LION KINGS: Inept Syracuse offense limps to 28-7 loss at Penn State
STATE COLLEGE, Pa. – He held the bitterness back, biting his lip at every turn. Yes, this was Penn State, an overwhelming 29-point favorite. Yes, this was Happy Valley, a nightmare for any opponent. Syracuse was supposed to lose.
But not this way. That’s what stung Alec Lemon. Gripping his Subway bag a tad tighter, the freshman wide receiver shook his head and fought the frustration back.
‘We’re hurting ourselves, we’re beating ourselves,’ Lemon said. ‘It’s self-inflicted.’
This was probably the best team it’ll face all season, but Syracuse pointed the finger squarely back at itself after Saturday’s 28-7 loss here at Beaver Stadium. Dropped passes, turnovers, misreads – a bevy of missed opportunities. The offense never found a rhythm against Penn State.
Syracuse head coach Doug Marrone did not want to engage in a firefight with Penn State (2-0). Considering the Nittany Lions powerful arsenal of offensive weapons, inviting a shootout would have been a death sentence. So Marrone kept it simple. He wanted to keep the game dull, keep Penn State’s offense off the field and hope to steal a win at the end.
Instead, miscues marred Syracuse (0-2).
‘The plan had merit to it,’ Marrone said. ‘The plan could have worked easily. We had to make more plays.’
Momentum swayed in SU’s direction early. Down 7-0 in the first quarter, Syracuse’s defense stoned Penn State on four straight plays at the goal line to get the ball back. Coaches flooded onto the field in celebration as players stormed off it. Andrew Lewis and Bud Tribbey leapt into the air for a chest bump. A raucous crowd of 106,387 fell silent.
But consequently, SU tripped into the wrong end of a field position battle.
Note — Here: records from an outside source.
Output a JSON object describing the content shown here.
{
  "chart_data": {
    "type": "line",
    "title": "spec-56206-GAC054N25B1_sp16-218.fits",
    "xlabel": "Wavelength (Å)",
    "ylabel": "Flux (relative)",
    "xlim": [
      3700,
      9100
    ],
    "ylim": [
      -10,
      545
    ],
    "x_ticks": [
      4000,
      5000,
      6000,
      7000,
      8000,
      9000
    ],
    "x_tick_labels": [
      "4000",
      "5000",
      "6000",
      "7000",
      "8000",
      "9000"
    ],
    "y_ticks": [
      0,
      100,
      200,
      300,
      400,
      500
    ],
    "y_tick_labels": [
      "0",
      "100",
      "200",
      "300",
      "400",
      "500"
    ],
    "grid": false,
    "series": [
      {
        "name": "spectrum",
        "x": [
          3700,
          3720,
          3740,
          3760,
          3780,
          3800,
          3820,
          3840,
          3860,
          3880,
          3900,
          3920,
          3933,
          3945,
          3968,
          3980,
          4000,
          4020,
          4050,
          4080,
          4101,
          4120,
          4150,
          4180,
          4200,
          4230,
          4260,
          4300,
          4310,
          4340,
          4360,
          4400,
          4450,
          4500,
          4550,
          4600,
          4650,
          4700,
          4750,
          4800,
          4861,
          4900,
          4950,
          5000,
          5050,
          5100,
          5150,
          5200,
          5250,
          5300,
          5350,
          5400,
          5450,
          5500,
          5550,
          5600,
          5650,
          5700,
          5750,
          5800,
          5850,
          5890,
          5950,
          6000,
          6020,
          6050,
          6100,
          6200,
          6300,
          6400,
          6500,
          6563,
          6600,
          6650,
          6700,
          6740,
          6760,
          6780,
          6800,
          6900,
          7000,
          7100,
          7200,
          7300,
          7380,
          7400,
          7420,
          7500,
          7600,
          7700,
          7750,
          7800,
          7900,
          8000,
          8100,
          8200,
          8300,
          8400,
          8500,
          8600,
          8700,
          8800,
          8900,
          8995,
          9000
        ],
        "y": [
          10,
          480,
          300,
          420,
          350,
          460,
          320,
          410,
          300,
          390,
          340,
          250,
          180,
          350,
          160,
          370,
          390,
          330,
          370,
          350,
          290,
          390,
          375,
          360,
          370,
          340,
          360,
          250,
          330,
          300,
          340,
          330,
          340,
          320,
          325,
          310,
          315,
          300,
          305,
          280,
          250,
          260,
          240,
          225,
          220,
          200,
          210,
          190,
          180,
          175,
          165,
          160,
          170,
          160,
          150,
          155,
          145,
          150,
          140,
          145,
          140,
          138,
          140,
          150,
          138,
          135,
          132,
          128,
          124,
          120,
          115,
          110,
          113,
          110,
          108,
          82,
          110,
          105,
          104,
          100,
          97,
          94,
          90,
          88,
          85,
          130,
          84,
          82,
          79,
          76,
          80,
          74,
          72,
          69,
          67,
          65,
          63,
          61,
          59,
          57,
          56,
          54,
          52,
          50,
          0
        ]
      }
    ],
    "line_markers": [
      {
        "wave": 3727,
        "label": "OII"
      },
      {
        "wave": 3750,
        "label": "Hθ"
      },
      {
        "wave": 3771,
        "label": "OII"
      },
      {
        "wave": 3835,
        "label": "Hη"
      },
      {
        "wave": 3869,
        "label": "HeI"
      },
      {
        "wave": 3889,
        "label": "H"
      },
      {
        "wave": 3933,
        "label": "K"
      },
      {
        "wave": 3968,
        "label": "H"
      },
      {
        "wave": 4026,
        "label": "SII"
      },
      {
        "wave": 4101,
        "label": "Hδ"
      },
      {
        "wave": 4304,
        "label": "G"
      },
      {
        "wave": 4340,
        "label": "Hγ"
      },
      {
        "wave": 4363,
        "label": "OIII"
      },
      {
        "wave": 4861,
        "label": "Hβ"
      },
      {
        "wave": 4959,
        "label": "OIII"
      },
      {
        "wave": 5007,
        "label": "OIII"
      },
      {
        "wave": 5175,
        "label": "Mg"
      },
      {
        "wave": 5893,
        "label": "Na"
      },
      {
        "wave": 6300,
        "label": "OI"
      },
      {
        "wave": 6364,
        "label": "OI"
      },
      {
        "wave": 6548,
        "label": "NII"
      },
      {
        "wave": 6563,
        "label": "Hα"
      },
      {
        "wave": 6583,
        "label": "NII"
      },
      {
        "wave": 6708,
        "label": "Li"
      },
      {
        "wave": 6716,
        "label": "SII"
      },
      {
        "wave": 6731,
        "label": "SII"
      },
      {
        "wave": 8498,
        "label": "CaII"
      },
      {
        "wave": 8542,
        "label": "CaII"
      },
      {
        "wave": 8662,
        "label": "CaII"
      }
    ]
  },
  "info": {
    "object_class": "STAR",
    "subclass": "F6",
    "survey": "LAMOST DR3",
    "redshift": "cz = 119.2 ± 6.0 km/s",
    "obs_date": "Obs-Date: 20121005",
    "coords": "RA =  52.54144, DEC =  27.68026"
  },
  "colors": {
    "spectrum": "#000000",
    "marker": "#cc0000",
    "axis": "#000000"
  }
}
Any offensive rhythm was stunted by two straight drives that began at the 2-yard line. After exchanging punts, Penn State made the score 14-0 on an Evan Royster touchdown run.
Syracuse didn’t use poor field position as a cop-out.
‘We practice for those situations,’ Lemon said. ‘It’s on us. We need to get out of those situations.’
From there, Syracuse’s offense continually shot itself in the foot. Quarterback Greg Paulus had two interceptions and missed multiple open receivers on second reads. Along Syracuse’s best drive of the game in the third quarter, trailing 21-0, Lemon dropped a deep pass. Soon after, on fourth-and-goal from the 5-yard line, Mike Williams had a slant pass ricochet off his chest in the end zone.
‘That was on me,’ Williams said afterward. ‘That’s just focus.’
The red zone was mostly forbidden territory. Outside of a late touchdown pass to Donte Davis, Syracuse had six drives of five plays or less. The offense’s scoreless streak stretched to five quarters. And Syracuse rang up only 200 yards of total offense.
One reason for the breakdowns may have been a developing new quarterback system. Unlike last week when he was used plainly as a decoy in Syracuse’s ‘Stallion’ package, Ryan Nassib was often under center Saturday. Still, Marrone insisted the tag-in, tag-out approach didn’t spoil the offense’s timing.
Paulus shouldered the majority of the snaps, going 14-of-20 for 105 yards. Afterward, he admitted that he strayed from the pocket too often.
‘There were times I could have stepped up, and I got sacked, and I’ll take (the blame),’ Paulus said.
Way back in the spring, his brother saw this coming. Greg’s younger brother Mike, a quarterback at North Carolina, told him this was no ordinary September. Get through those three Big Ten games, he said. Get through those three, and you’ll be fine.
Two down, one to go. Saturday’s atmosphere was unlike anything Syracuse will face this year.
Beaver Stadium draws more than double the amount of fans the Carrier Dome does. It’s loud all game. At one point in the second half, the press box was shaking. Marrone prepped his players for every side effect of Happy Valley – the band, the ‘We Are…Penn State’ cheers, the lion roars over the speakers. Marrone strategically planned for his offense to drive away from the student section in the fourth quarter.
Every third down, a thumping drum droned out Paulus.
‘Today we played a team that’s better than us,’ said Marrone, pen ink blotched on his hand. ‘Penn State was a better football team than us today.’
One program is rebuilding. One’s been on top. Whereas Marrone had all of six weeks to reel in recruits, Joe Paterno has been tossing his line into a fishing hatchery for decades. In numbers alone, the Nittany Lions have 31 more players that Syracuse.
After the loss, excuses were muted. Opportunities presented themselves again and again Saturday. Each time, the Orange faltered.
‘We had a ton of missed opportunities,’ Lemon said.